A ação policial que é realizada há mais de trinta dias na comunidade da Vila Cruzeiro localizada no bairro da Penha no Rio de Janeiro é emblemática das relações históricas mantidas entre o Estado e as comunidades pobres onde a presença negra é marcante.
Antes de ser reconhecida como uma favela a Vila Cruzeiro foi conhecida como o Quilombo da Penha. Formado no final século XIX no entorno da Igreja de N. S. da Penha proprietária das terras de uma antiga fazenda doadas por seu proprietário à Irmandade. A formação do Quilombo se deveu a atuação de um padre abolicionista e republicano no abrigo a escravos fugidos.
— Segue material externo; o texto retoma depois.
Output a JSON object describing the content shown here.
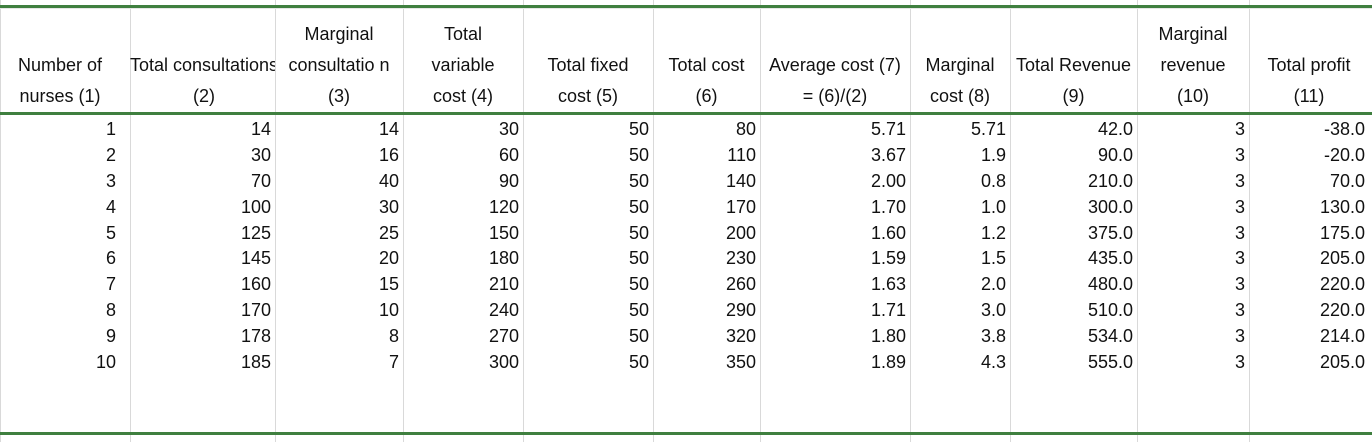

Um fato curioso ocorrido e também emblemático foi a visita da Princesa Isabel ao Santuário 18 dias antes de proclamada a Lei Áurea.
O santuário tornou-se um importante centro de peregrinação da colônia portuguesa gerando uma das mais importantes e tradicionais festas populares das primeiras décadas do século XX. A própria história do samba passa pela Festa da Penha onde no mês de outubro eram (e ainda são) dedicadas homenagens à santa e se misturavam portugueses com as tradições católicas e negros com o candomblé, a capoeira e o emergente samba.
A festa da Penha também foi durante mais de meio século o início do carnaval na cidade do Rio de Janeiro quando eram lançados os sambas e marchinhas em teste junto ao gosto popular para os bailes carnavalescos. Já que a primeira rádio só veio a ser criada em 1923, até então era a festa da Penha o grande difusor do samba e Tia Ciata a freqüentou com sua barraca até sua morte em 1924. A capoeira também teve na Penha um dos grandes redutos de bambas e junto ao samba e ao Candomblé geravam por parte da polícia forte repressão que era aclamada e incentivada pela imprensa contra aquele “pessoal duvidoso”, os conflitos também ocorriam entre negros e portugueses.
A presença mais notória e recente sobre a Vila Cruzeiro no noticiário se deveu ao assassinato do jornalista Tim Lopes há um ano. E agora, desde há pouco mais de trinta dias quando foi iniciada uma operação policial pela morte de dois policiais militares executados por criminosos daquela região ocorridas no local da morte cruel do menino João Hélio, fato que gerou grande comoção e foi amplamente noticiado e que também contribuiu para estas ações policiais.
Durante a última campanha eleitoral para o governo do estado o atual governador Sérgio Cabral chegou a declarar que sobre um dos maiores focos de terrorismo sobre estas populações o temível Caveirão não seria mais utilizado para promover a in-segurança pública local. Mas ao contrário, agindo como qualquer político da época da enganação da ‘bica d’água’ tem levado às últimas conseqüências uma política que só tem similar no regime nazista do apartheid. Eleito com expressiva votação e sob uma aliança de forças políticas progressistas o atual governador que chegou a ser apontado como eventual candidato a próxima eleição à Presidência da República tem agora inelutavelmente manchada sua anterior reputação de protetor da terceira idade e dos jovens, imagem sob a qual chegou até ao senado federal.